The outcome of this year’s election could have a significant impact on local government on Whidbey Island for many years to come.
A total of nine council positions in three municipalities, eight seats on school boards, a county assessor, a seat on the hospital district and many other elected positions will be on Whidbey ballots in November.
That’s why it’s pertinent for a range of engaged people who care about the future of their communities to stand up and throw their hats in the political arena.
Next week is candidate filing week, the time for armchair politicians and online critics to put up or quiet down a bit.
While there have been some lively political races on the island in recent years, too often candidates are unopposed. That’s simply un-American and undemocratic, especially when those who are running unopposed are new to politics and untested. It smacks of backroom deals.

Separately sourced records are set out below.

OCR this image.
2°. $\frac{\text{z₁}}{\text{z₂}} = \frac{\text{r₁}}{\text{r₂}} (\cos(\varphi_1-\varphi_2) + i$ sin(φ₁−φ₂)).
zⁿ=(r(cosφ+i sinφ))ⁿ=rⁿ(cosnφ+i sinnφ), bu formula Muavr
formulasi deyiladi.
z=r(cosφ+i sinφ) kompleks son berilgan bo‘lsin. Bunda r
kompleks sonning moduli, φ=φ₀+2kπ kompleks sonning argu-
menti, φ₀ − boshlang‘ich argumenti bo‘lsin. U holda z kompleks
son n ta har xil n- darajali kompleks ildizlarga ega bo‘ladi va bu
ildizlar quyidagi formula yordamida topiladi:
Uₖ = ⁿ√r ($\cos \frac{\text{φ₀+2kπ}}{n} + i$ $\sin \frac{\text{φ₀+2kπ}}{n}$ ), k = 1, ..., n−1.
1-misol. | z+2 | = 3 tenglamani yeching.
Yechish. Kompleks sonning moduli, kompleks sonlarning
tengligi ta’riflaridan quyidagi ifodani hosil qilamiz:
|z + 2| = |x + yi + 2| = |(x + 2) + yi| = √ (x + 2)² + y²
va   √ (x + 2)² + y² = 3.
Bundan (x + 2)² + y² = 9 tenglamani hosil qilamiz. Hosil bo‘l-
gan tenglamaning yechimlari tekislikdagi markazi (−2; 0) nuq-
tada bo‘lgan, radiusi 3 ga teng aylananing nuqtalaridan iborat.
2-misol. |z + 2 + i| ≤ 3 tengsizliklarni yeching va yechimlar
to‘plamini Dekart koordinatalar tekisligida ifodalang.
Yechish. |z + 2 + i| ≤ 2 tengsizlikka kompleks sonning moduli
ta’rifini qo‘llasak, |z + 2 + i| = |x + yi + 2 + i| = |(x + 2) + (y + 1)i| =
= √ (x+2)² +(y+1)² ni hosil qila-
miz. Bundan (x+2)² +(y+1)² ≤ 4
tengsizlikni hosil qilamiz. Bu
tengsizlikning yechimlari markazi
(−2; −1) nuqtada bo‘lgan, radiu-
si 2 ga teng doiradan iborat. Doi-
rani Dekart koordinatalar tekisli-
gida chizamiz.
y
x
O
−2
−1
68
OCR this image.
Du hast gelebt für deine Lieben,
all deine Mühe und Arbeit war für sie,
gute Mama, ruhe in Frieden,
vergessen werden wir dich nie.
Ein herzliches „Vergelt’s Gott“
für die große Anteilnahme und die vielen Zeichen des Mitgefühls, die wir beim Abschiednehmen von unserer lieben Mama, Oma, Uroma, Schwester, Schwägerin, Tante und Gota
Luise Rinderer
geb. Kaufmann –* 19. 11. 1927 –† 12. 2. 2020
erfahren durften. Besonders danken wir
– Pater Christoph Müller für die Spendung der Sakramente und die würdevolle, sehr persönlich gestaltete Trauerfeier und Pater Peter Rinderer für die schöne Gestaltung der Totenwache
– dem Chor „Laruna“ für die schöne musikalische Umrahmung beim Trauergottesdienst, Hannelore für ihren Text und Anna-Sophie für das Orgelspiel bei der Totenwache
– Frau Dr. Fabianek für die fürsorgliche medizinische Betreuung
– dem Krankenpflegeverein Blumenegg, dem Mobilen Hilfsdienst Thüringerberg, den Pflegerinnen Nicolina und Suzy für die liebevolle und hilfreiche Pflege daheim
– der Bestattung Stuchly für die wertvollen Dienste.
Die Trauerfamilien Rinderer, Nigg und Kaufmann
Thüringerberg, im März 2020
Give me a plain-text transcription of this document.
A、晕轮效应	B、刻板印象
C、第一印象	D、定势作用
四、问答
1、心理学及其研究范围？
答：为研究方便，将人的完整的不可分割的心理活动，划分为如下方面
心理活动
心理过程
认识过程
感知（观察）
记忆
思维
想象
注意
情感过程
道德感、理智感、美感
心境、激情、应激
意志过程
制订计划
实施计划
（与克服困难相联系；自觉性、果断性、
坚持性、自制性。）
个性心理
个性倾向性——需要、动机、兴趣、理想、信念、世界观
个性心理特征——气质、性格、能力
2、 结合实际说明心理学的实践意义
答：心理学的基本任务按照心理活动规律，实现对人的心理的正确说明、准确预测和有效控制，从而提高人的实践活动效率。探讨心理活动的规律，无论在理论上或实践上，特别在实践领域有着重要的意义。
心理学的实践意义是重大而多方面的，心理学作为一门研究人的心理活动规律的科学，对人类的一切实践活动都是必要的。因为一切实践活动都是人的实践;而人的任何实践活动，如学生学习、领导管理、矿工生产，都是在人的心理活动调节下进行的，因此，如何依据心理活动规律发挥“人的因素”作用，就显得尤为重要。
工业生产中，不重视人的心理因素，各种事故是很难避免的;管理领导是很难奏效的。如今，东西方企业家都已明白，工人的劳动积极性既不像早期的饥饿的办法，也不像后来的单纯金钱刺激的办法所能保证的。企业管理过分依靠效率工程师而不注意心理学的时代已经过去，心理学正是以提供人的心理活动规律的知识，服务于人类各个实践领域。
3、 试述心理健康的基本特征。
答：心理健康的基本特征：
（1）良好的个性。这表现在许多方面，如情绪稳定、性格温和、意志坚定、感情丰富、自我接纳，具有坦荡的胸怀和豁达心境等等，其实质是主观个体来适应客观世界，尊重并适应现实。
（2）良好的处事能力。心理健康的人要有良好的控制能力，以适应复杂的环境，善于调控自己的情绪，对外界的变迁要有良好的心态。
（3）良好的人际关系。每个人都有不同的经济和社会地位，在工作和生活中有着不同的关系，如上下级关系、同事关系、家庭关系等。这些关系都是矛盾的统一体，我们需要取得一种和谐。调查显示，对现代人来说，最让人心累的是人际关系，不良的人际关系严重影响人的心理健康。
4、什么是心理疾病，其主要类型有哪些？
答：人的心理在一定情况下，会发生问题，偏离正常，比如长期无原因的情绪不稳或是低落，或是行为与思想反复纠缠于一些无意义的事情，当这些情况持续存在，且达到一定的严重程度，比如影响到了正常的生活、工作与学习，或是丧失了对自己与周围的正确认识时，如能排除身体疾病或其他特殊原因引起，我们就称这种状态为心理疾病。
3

We need candidates who are willing to dig into issues and disagree with staff members and other leaders. We need candidates who aren’t unduly influenced by people with power or motivated by dogma and self aggrandizement.
We need candidates who are dedicated to transparency and will follow open government laws.
But most of all, we just need candidates.
A lot of people are reluctant to run for public office because of the ugly side of politics. Besides the assessor, the other positions on the ballot are essentially volunteer positions with only minimal “per diem” pay — although Oak Harbor Council members can sign up for city health insurance.
But serving your community isn’t about taking the easy road and shouldn’t be about personal gain.
There are plenty of issues in local government that people feel strongly about, whether it’s utility rates in Oak Harbor, anti-racism training for public employees, the way schools handled the pandemic or staffing controversies.
These kinds of important issues are bound to come up in the future.
As the saying goes, the world is run by those who show up.